Die Deutschen lieben ihr Brot. Weit über 300 Sorten wurden bereits im Archiv des UNESCO Weltkulturerbes aufgelistet. Im Ausland vermissen die Deutschen ihr Brot so sehr, dass sie es entweder tütenweise mitbringen oder gleich eigene Bäckereien eröffnen.  Man könnte also meinen dieses Kulturgut wird geschätzt und geschützt. Pustekuchen. Das deutsche Bäckerhandwerk ist stark gefährdet. Eine Traditionsbäckerei nach der anderen gibt auf. Aus zwei Gründen: Preis-Dumping und Nachwuchsmangel. Kleine und mittelständische Betriebe, teilweise seit Generationen familiengeführt, können dem Preisdruck der Backketten und Discounter nicht standhalten.

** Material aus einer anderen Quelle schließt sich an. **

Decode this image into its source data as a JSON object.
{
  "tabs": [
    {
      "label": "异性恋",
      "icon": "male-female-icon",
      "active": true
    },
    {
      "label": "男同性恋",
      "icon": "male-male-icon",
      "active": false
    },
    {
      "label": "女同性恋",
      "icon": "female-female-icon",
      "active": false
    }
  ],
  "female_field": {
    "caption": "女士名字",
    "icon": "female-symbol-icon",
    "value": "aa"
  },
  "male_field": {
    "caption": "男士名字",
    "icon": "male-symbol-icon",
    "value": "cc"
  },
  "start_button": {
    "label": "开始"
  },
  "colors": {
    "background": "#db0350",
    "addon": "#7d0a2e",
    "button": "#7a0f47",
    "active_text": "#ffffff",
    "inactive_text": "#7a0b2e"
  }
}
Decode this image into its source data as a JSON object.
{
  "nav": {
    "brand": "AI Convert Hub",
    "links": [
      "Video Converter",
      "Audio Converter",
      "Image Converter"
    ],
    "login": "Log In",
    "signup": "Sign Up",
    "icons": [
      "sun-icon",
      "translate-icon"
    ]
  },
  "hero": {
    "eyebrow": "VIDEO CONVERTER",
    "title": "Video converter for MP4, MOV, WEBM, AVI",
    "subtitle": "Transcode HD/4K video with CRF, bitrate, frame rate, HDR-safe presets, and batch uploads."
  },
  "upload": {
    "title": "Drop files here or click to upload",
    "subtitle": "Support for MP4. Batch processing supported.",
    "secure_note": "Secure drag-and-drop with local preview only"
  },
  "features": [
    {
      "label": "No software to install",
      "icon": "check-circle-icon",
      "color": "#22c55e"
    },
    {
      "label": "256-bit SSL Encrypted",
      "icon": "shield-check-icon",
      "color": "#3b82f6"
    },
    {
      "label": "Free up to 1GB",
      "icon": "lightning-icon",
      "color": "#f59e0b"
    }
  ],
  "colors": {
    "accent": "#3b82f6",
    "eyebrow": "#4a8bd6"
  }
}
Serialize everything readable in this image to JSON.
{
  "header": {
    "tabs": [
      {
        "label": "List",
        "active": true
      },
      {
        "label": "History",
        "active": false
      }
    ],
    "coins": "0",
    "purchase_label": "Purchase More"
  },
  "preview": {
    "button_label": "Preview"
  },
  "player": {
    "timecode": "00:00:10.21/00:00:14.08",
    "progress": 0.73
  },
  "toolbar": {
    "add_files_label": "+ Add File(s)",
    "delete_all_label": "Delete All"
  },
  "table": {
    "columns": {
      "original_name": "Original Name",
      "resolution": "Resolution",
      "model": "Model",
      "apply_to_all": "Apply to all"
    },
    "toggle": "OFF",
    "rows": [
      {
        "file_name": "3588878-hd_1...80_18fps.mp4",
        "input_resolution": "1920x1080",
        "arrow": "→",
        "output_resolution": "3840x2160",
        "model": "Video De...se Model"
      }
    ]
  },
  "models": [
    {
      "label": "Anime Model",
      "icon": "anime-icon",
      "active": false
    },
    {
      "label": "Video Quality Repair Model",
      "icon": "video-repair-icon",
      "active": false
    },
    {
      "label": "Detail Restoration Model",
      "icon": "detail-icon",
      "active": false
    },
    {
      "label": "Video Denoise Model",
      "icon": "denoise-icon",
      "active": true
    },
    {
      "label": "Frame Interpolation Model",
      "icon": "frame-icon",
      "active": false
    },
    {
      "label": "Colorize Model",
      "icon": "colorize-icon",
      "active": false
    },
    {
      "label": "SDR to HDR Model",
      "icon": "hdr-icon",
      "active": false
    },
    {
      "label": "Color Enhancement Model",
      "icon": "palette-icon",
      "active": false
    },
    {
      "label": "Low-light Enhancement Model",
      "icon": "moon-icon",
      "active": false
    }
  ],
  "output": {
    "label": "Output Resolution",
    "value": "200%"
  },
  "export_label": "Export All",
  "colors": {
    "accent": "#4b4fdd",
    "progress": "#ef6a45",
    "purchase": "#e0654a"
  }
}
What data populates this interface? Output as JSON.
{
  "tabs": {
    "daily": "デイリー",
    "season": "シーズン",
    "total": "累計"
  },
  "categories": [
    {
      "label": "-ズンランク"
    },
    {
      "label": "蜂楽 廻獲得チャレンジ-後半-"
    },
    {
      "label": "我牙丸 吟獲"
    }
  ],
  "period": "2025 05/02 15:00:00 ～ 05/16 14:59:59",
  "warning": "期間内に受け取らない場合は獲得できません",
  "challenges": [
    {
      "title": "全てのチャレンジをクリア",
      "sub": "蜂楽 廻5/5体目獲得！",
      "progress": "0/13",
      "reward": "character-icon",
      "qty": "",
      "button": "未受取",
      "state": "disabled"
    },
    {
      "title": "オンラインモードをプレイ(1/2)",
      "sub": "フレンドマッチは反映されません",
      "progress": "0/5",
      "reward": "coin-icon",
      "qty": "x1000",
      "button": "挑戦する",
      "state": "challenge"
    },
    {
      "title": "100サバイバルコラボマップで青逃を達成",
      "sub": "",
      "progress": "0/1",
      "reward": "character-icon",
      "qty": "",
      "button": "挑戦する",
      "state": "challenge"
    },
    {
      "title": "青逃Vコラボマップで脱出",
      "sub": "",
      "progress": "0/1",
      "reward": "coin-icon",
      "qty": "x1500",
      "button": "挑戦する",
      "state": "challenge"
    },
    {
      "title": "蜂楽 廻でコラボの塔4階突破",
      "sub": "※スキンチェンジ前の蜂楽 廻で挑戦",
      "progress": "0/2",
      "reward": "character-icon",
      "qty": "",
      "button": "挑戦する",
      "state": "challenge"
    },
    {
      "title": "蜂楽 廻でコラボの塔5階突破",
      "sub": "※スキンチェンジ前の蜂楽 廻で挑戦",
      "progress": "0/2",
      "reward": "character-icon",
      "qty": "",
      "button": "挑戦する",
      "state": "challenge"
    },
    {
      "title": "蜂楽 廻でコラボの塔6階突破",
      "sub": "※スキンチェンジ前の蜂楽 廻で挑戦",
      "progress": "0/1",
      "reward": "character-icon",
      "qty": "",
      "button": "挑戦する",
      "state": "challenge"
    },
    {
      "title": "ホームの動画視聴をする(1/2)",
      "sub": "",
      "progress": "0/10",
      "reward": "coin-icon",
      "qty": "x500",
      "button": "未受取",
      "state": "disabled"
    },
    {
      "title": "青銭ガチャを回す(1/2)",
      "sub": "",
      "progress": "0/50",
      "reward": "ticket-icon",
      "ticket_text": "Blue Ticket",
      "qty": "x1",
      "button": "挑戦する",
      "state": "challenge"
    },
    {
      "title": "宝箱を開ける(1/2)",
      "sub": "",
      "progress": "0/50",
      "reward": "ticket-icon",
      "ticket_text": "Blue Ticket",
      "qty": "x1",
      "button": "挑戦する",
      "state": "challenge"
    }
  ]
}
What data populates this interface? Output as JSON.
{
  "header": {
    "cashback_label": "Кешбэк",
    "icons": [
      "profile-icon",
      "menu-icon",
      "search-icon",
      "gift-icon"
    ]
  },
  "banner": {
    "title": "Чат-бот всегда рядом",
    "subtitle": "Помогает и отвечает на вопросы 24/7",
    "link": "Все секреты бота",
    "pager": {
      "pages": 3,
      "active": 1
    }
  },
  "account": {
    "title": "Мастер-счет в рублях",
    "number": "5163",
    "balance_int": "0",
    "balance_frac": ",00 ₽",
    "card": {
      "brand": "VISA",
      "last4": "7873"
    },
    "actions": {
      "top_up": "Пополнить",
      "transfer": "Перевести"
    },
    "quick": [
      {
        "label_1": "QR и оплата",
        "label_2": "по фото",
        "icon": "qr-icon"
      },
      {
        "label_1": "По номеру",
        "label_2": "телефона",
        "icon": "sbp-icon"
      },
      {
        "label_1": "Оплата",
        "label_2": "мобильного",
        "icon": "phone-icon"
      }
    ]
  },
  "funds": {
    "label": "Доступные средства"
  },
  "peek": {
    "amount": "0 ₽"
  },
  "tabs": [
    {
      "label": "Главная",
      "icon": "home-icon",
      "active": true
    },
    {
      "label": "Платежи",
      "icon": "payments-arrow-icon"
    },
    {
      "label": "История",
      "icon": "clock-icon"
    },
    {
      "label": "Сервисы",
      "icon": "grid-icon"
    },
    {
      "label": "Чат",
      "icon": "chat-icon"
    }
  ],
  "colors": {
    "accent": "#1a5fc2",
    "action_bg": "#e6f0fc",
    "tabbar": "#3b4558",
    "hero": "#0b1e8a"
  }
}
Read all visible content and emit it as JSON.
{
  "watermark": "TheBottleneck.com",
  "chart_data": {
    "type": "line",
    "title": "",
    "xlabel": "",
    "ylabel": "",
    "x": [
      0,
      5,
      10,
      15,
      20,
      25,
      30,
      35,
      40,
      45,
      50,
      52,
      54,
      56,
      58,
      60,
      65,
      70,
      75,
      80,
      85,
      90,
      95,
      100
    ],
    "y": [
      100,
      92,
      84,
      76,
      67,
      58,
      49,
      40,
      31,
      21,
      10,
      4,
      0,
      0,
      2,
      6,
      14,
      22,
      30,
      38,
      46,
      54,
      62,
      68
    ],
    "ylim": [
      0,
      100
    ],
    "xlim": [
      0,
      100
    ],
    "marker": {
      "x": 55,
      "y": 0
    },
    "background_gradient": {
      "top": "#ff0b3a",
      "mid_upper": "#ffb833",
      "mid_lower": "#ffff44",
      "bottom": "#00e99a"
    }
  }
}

Hauptschuldig ist der Verbraucher

Der Hauptschuldige in dieser Rechnung ist allerdings der Verbraucher. Die Nachfrage bestimmt das Angebot, so einfach. Jeder Kunde, der im Discounter die Billig-Brezel mit der Zange an der Ringelkordel in die Tüte friemelt, hat das Bäckerhandwerk auf dem Gewissen. Und damit das Recht verloren in den „Das ist ja eine Schweinerei, dass der Familienbetrieb nach 60 Jahren schließen muss.“-Kanon einzusteigen.

„Bergheim’s – Die Meisterbäckerei“ 

Die neue Bäcker-Generation (es gibt sie – trotz aller Widrigkeiten) kämpft zweigleisig und mit viel Idealismus. Die einen, wie Tim Bergheim („Bergheim’s – Die Meisterbäckerei“ in Sülz), setzen auf Abwechslung, Vielfalt und Qualität. Der junge Bäckermeister bietet einerseits handwerklich hergestellte Brote, erweitert andererseits aber auch stetig das sogenannte Snack-Segment. Belegte Brötchen, süße Teilchen, Kaffee, pikante Gebäckvarianten – der Kunde ist König. Tim Bergheim versucht auf alle Wünsche einzugehen und sie mit seinen Qualitätsansprüchen umzusetzen.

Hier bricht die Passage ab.